Un bel giorno è una commedia brillante diretta da Fabio De Luigi, scritta da Furio Andreotti, Giulia Calenda e da De Luigi stesso. Il trio di sceneggiatori funziona, i tempi comici dello script sono incalzanti e sicuramente sono alimentati da due attori che si compensano l’uno con l’altro: Fabio De Luigi e la raggiante Virginia Raffaele. La coppia funziona, la chimica è palpabile e le emozioni tra i due fanno scintille.
La trama è molto semplice: lui, vedovo e con un impresa che fabbrica infissi, vive la sua esistenza monotona assieme alle sue quattro figlie. Lei, cornificata e poi mollata dal marito, vive con i suoi tre figli, di cui due gemelli e uno con problematiche neurologiche. L’incontro tra i due è molto delicato, ma finisce con una furente notte di passione a casa del collaboratore del protagonista in cui si vede un De Luigi senza veli, sempre caro alle donne e una Virginia Raffaele confusa dalla situazione e in vena di battute. Dove sta il problema? Che i due nascondono il fatto di avere dei figli, forse per timore di non essere accettati, forse per paura che ci siano delle ripercussioni nel rapporto di coppia.

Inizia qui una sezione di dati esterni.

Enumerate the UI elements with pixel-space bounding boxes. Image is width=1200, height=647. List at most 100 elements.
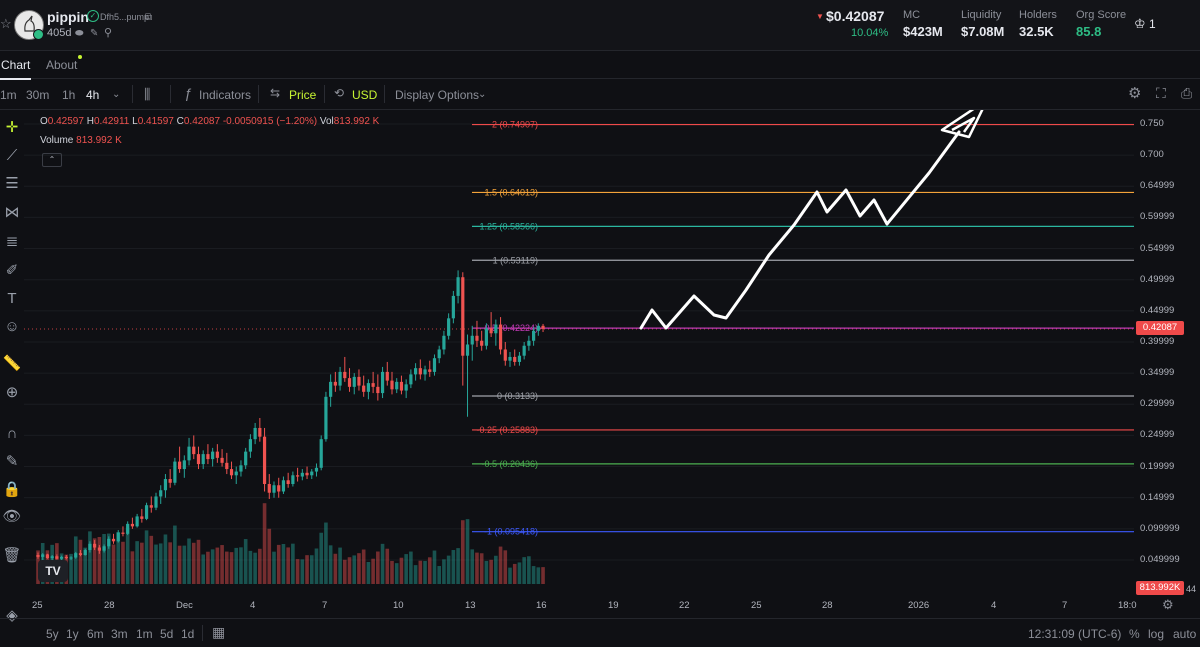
price-tick: 0.39999 (1140, 335, 1175, 347)
price-toggle[interactable]: Price (289, 88, 317, 102)
fib-retracement-icon[interactable]: ≣ (5, 233, 19, 250)
time-axis[interactable]: 25 28 Dec 4 7 10 13 16 19 22 25 28 2026 4 7 18:0 (24, 596, 1137, 616)
crown-icon[interactable]: ♔ (1134, 16, 1146, 31)
lock-icon[interactable]: 🔒 (2, 481, 22, 498)
volume-legend: Volume 813.992 K (40, 135, 122, 146)
percent-toggle[interactable]: % (1129, 627, 1140, 641)
range-5y[interactable]: 5y (46, 627, 59, 641)
volume-bar (324, 522, 328, 584)
unicorn-logo-icon (24, 15, 35, 32)
interval-1m[interactable]: 1m (0, 88, 17, 102)
price-tick: 0.099999 (1140, 522, 1180, 534)
range-5d[interactable]: 5d (160, 627, 174, 641)
volume-bar (248, 550, 253, 584)
axis-settings-icon[interactable]: ⚙ (1162, 597, 1174, 612)
volume-bar (376, 551, 380, 584)
volume-bar (446, 555, 451, 584)
eye-icon[interactable]: 👁 (2, 508, 22, 525)
search-icon[interactable]: ⚲ (104, 27, 113, 39)
tab-about[interactable]: About (46, 55, 82, 74)
candle-body (395, 381, 399, 390)
verified-check-icon: ✓ (87, 10, 99, 22)
candle-type-icon[interactable]: ⫼ (144, 86, 151, 102)
ohlc-legend: O0.42597 H0.42911 L0.41597 C0.42087 -0.0… (40, 116, 379, 127)
tab-chart[interactable]: Chart (0, 56, 32, 80)
ruler-icon[interactable]: 📏 (2, 355, 22, 372)
fullscreen-icon[interactable]: ⛶ (1156, 85, 1166, 101)
calendar-icon[interactable]: ▦ (212, 624, 226, 640)
currency-icon[interactable]: ⟲ (334, 86, 345, 100)
currency-toggle[interactable]: USD (352, 88, 378, 102)
chevron-down-icon[interactable]: ⌄ (112, 89, 121, 100)
toolbar-divider (258, 85, 259, 103)
chevron-down-icon[interactable]: ⌄ (478, 89, 487, 100)
copy-icon[interactable]: ⧉ (145, 12, 153, 23)
volume-bar (465, 519, 470, 584)
candle-body (333, 381, 337, 386)
star-icon[interactable]: ☆ (0, 16, 12, 31)
layers-icon[interactable]: ◈ (6, 607, 18, 624)
price-tick: 0.19999 (1140, 460, 1175, 472)
range-1d[interactable]: 1d (181, 627, 195, 641)
time-tick: 25 (32, 600, 43, 611)
volume-bar (220, 545, 224, 584)
ohlc-vol-label: Vol (319, 116, 334, 127)
volume-bar (522, 557, 526, 584)
display-options-button[interactable]: Display Options (395, 88, 480, 102)
stat-value: 32.5K (1019, 24, 1054, 39)
indicators-button[interactable]: Indicators (199, 88, 252, 102)
tradingview-logo[interactable]: TV (38, 560, 68, 582)
price-axis[interactable]: 0.750 0.700 0.64999 0.59999 0.54999 0.49999 0.… (1134, 110, 1200, 600)
range-1m[interactable]: 1m (136, 627, 153, 641)
toolbar-divider (202, 625, 203, 641)
arrowhead-icon (940, 110, 984, 139)
trend-line-icon[interactable]: ⟋ (6, 147, 18, 164)
candle-body (74, 553, 78, 558)
trash-icon[interactable]: 🗑 (2, 547, 22, 564)
volume-bar (154, 544, 158, 584)
candle-body (296, 475, 300, 477)
camera-icon[interactable]: ⎙ (1181, 85, 1193, 101)
candle-body (347, 378, 352, 387)
stat-value: $7.08M (961, 24, 1005, 39)
interval-1h[interactable]: 1h (62, 88, 76, 102)
volume-bar (73, 536, 78, 584)
text-icon[interactable]: T (7, 290, 17, 307)
range-1y[interactable]: 1y (66, 627, 79, 641)
indicators-icon[interactable]: ƒ (184, 85, 192, 101)
brush-icon[interactable]: ✐ (5, 262, 19, 279)
interval-4h[interactable]: 4h (86, 88, 100, 102)
candle-body (60, 556, 64, 559)
price-chart[interactable]: 2 (0.74907) 1.5 (0.64013) 1.25 (0.58566) 1 … (24, 110, 1134, 592)
range-6m[interactable]: 6m (87, 627, 104, 641)
range-3m[interactable]: 3m (111, 627, 128, 641)
magnet-icon[interactable]: ∩ (6, 425, 18, 442)
settings-gear-icon[interactable]: ⚙ (1128, 85, 1142, 102)
volume-bar (177, 545, 182, 584)
stat-holders: Holders 32.5K (1019, 9, 1057, 39)
zoom-in-icon[interactable]: ⊕ (5, 384, 19, 401)
candle-body (154, 496, 158, 508)
pill-icon[interactable]: ⬬ (75, 28, 84, 39)
auto-toggle[interactable]: auto (1173, 627, 1197, 641)
lock-drawings-icon[interactable]: ✎ (5, 453, 19, 470)
candle-body (494, 324, 498, 334)
edit-icon[interactable]: ✎ (90, 28, 99, 39)
volume-bar (201, 554, 205, 584)
volume-bar (357, 553, 361, 584)
crosshair-icon[interactable]: ✛ (5, 119, 19, 136)
time-tick: 18:0 (1118, 600, 1137, 611)
chart-area[interactable]: 2 (0.74907) 1.5 (0.64013) 1.25 (0.58566) 1 … (24, 110, 1134, 592)
emoji-icon[interactable]: ☺ (4, 318, 20, 335)
volume-tag: 813.992K (1136, 581, 1184, 595)
collapse-legend-button[interactable]: ⌃ (42, 153, 62, 167)
interval-30m[interactable]: 30m (26, 88, 50, 102)
volume-bar (111, 544, 116, 584)
notification-dot (78, 55, 82, 59)
swap-icon[interactable]: ⇆ (270, 86, 281, 100)
horizontal-lines-icon[interactable]: ☰ (5, 175, 19, 192)
clock-readout[interactable]: 12:31:09 (UTC-6) (1028, 627, 1122, 641)
pattern-icon[interactable]: ⋈ (4, 204, 20, 221)
log-toggle[interactable]: log (1148, 627, 1165, 641)
price-tick: 0.24999 (1140, 429, 1175, 441)
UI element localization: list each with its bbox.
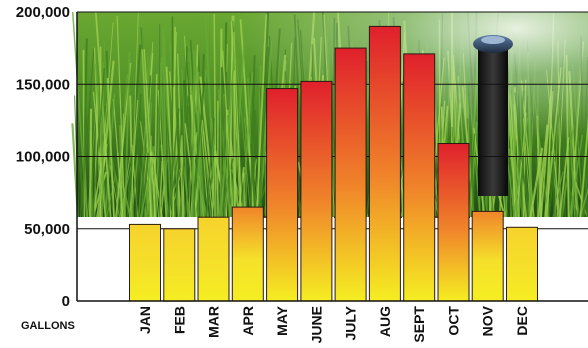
y-tick-label: 0 xyxy=(62,293,70,310)
x-tick-label: AUG xyxy=(377,306,393,337)
y-tick-label: 100,000 xyxy=(16,149,70,166)
x-tick-label: FEB xyxy=(171,306,187,334)
bar-sept xyxy=(403,53,436,302)
sprinkler-icon xyxy=(473,35,513,196)
bar-jan xyxy=(129,223,161,302)
y-tick-label: 150,000 xyxy=(16,76,70,93)
x-tick-label: JULY xyxy=(343,305,359,340)
x-tick-label: SEPT xyxy=(411,306,427,343)
bars xyxy=(129,25,538,302)
x-tick-label: OCT xyxy=(445,306,461,336)
x-tick-label: JAN xyxy=(137,306,153,334)
x-tick-labels: JAN FEB MAR APR MAY JUNE JULY AUG SEPT OCT NOV DEC xyxy=(137,305,530,343)
x-tick-label: JUNE xyxy=(308,306,324,343)
x-tick-label: NOV xyxy=(480,305,496,336)
bar-nov xyxy=(471,210,504,302)
bar-june xyxy=(300,80,333,302)
bar-mar xyxy=(197,216,230,302)
x-tick-label: DEC xyxy=(514,306,530,336)
bar-may xyxy=(266,88,299,302)
y-tick-label: 200,000 xyxy=(16,4,70,21)
bar-july xyxy=(334,47,367,302)
x-tick-label: APR xyxy=(240,306,256,336)
bar-aug xyxy=(368,25,401,302)
bar-feb xyxy=(163,228,196,302)
x-tick-label: MAY xyxy=(274,305,290,335)
x-tick-label: MAR xyxy=(206,306,222,338)
y-tick-labels: 200,000 150,000 100,000 50,000 0 xyxy=(16,4,70,310)
bar-apr xyxy=(231,206,264,302)
y-tick-label: 50,000 xyxy=(24,221,70,238)
bar-oct xyxy=(437,143,470,302)
y-axis-unit-label: GALLONS xyxy=(21,320,75,332)
bar-dec xyxy=(506,226,538,302)
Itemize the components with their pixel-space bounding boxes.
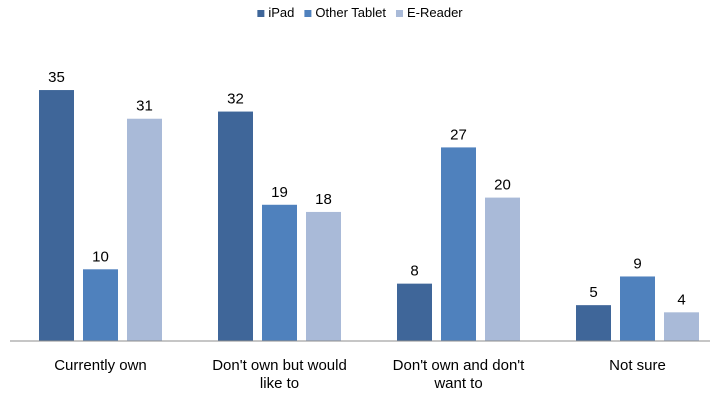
bar-e-reader-2 xyxy=(306,211,341,341)
category-labels: Currently own Don't own but would like to D… xyxy=(54,357,666,392)
legend-label-e-reader: E-Reader xyxy=(407,5,463,20)
legend-swatch-e-reader xyxy=(395,10,403,17)
category-label-3: Don't own and don't want to xyxy=(393,357,525,392)
bar-ipad-1 xyxy=(39,90,74,341)
value-label-other-tablet-1: 10 xyxy=(92,248,109,265)
value-label-other-tablet-4: 9 xyxy=(633,255,641,272)
bar-other-tablet-2 xyxy=(262,204,297,341)
bar-ipad-4 xyxy=(576,305,611,341)
bar-e-reader-3 xyxy=(485,197,520,341)
value-label-other-tablet-2: 19 xyxy=(271,184,288,201)
value-label-ipad-1: 35 xyxy=(48,69,65,86)
value-label-ipad-3: 8 xyxy=(410,263,418,280)
value-label-other-tablet-3: 27 xyxy=(450,126,467,143)
bar-other-tablet-4 xyxy=(620,276,655,341)
value-labels: 35 32 8 5 10 19 27 9 31 18 20 4 xyxy=(48,69,686,308)
legend-swatch-other-tablet xyxy=(304,10,312,17)
bar-ipad-3 xyxy=(397,283,432,341)
value-label-ipad-2: 32 xyxy=(227,91,244,108)
value-label-e-reader-4: 4 xyxy=(677,291,685,308)
legend-label-ipad: iPad xyxy=(268,5,294,20)
legend: iPad Other Tablet E-Reader xyxy=(257,5,463,20)
value-label-ipad-4: 5 xyxy=(589,284,597,301)
bars xyxy=(39,90,699,341)
bar-ipad-2 xyxy=(218,111,253,341)
category-label-1: Currently own xyxy=(54,357,147,374)
bar-other-tablet-1 xyxy=(83,269,118,341)
bar-other-tablet-3 xyxy=(441,147,476,341)
value-label-e-reader-1: 31 xyxy=(136,98,153,115)
legend-label-other-tablet: Other Tablet xyxy=(315,5,386,20)
legend-swatch-ipad xyxy=(257,10,265,17)
category-label-4: Not sure xyxy=(609,357,666,374)
value-label-e-reader-3: 20 xyxy=(494,177,511,194)
bar-e-reader-4 xyxy=(664,312,699,341)
bar-e-reader-1 xyxy=(127,118,162,341)
value-label-e-reader-2: 18 xyxy=(315,191,332,208)
category-label-2: Don't own but would like to xyxy=(212,357,347,392)
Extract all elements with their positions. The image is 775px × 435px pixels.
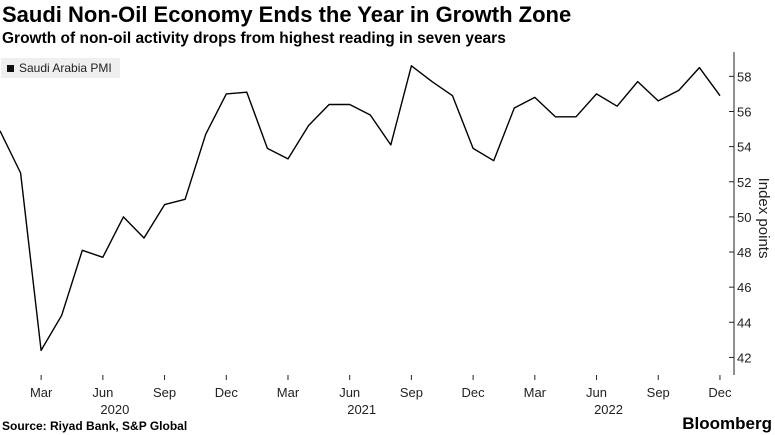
y-tick-label: 52 — [737, 175, 751, 190]
y-tick-label: 44 — [737, 315, 751, 330]
x-tick-label: Sep — [647, 385, 670, 400]
x-tick-label: Jun — [92, 385, 113, 400]
x-tick-label: Dec — [215, 385, 239, 400]
x-year-label: 2022 — [594, 402, 623, 417]
legend-label: Saudi Arabia PMI — [19, 61, 112, 75]
y-tick-label: 56 — [737, 104, 751, 119]
y-tick-label: 42 — [737, 350, 751, 365]
y-axis-label: Index points — [755, 178, 772, 259]
x-tick-label: Jun — [586, 385, 607, 400]
y-tick-label: 48 — [737, 245, 751, 260]
series-layer — [0, 65, 721, 352]
x-tick-label: Mar — [524, 385, 547, 400]
x-year-label: 2020 — [100, 402, 129, 417]
x-year-label: 2021 — [347, 402, 376, 417]
x-tick-label: Sep — [400, 385, 423, 400]
y-tick-label: 58 — [737, 69, 751, 84]
source-note: Source: Riyad Bank, S&P Global — [2, 419, 188, 433]
x-tick-label: Mar — [30, 385, 53, 400]
series-line-saudi-arabia-pmi — [0, 65, 721, 352]
legend-swatch — [7, 64, 14, 72]
x-tick-label: Dec — [462, 385, 486, 400]
y-tick-label: 46 — [737, 280, 751, 295]
chart-title: Saudi Non-Oil Economy Ends the Year in G… — [2, 2, 572, 27]
y-axis: 42 44 46 48 50 52 54 56 58 — [729, 52, 751, 375]
chart-subtitle: Growth of non-oil activity drops from hi… — [2, 30, 506, 47]
y-tick-label: 50 — [737, 210, 751, 225]
x-tick-label: Dec — [708, 385, 732, 400]
x-axis: Mar Jun Sep Dec Mar Jun Sep Dec Mar Jun Sep Dec 2020… — [30, 375, 732, 417]
x-tick-label: Sep — [153, 385, 176, 400]
bloomberg-logo: Bloomberg — [682, 414, 772, 433]
y-tick-label: 54 — [737, 140, 751, 155]
legend: Saudi Arabia PMI — [1, 58, 120, 78]
x-tick-label: Jun — [339, 385, 360, 400]
x-tick-label: Mar — [277, 385, 300, 400]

La regia non offre grandi tecnicismi e la fotografia parrebbe quella di una fiction televisiva. Ciò che funziona davvero è la recitazione ed è facile aspettarselo, visti i nomi coinvolti. Una bella sorpresa sono i giovani attori, che con le loro caratteristiche rendono il film più colorito e divertente. Forse si sarebbero potuti approfondire di più i caratteri di alcuni di loro, ma l’opera al posto di un’ora e mezza sarebbe durata più di due ore.
Molto carina l’idea della bambina che lancia le frecce con l’arco, chiamata da un giornalista “l’anticupido” per via dei danni che fa con questo strumento. Un’altra brava attrice presente nel cast è Beatrice Schiros, nei panni della madre di Virginia Raffaele. Insomma, un parterre di attori impeccabile e dei tempi comici azzeccati. Si ride quasi sempre.
Il produttore Del Brocco, intervenuto durante la conferenza stampa, ha dichiarato che il cinema italiano vive un momento positivo e che questo tipo di film porta in sala le famiglie e non solo, fa anche riflettere. Sarà pur vero, ma ricordiamoci che al Festival di Berlino 2026 non è presente alcun film italiano in concorso: questo significa che l’Italia continua a sfornare commedie, che sicuramente fanno ridere e riflettere, ma che in qualche modo tolgono spazio al cinema d’autore che dona cultura e spunti su cui discutere. Non che De Luigi non faccia riflettere, ma lo fa con un tono che l’Italia si sta abituando ad accogliere.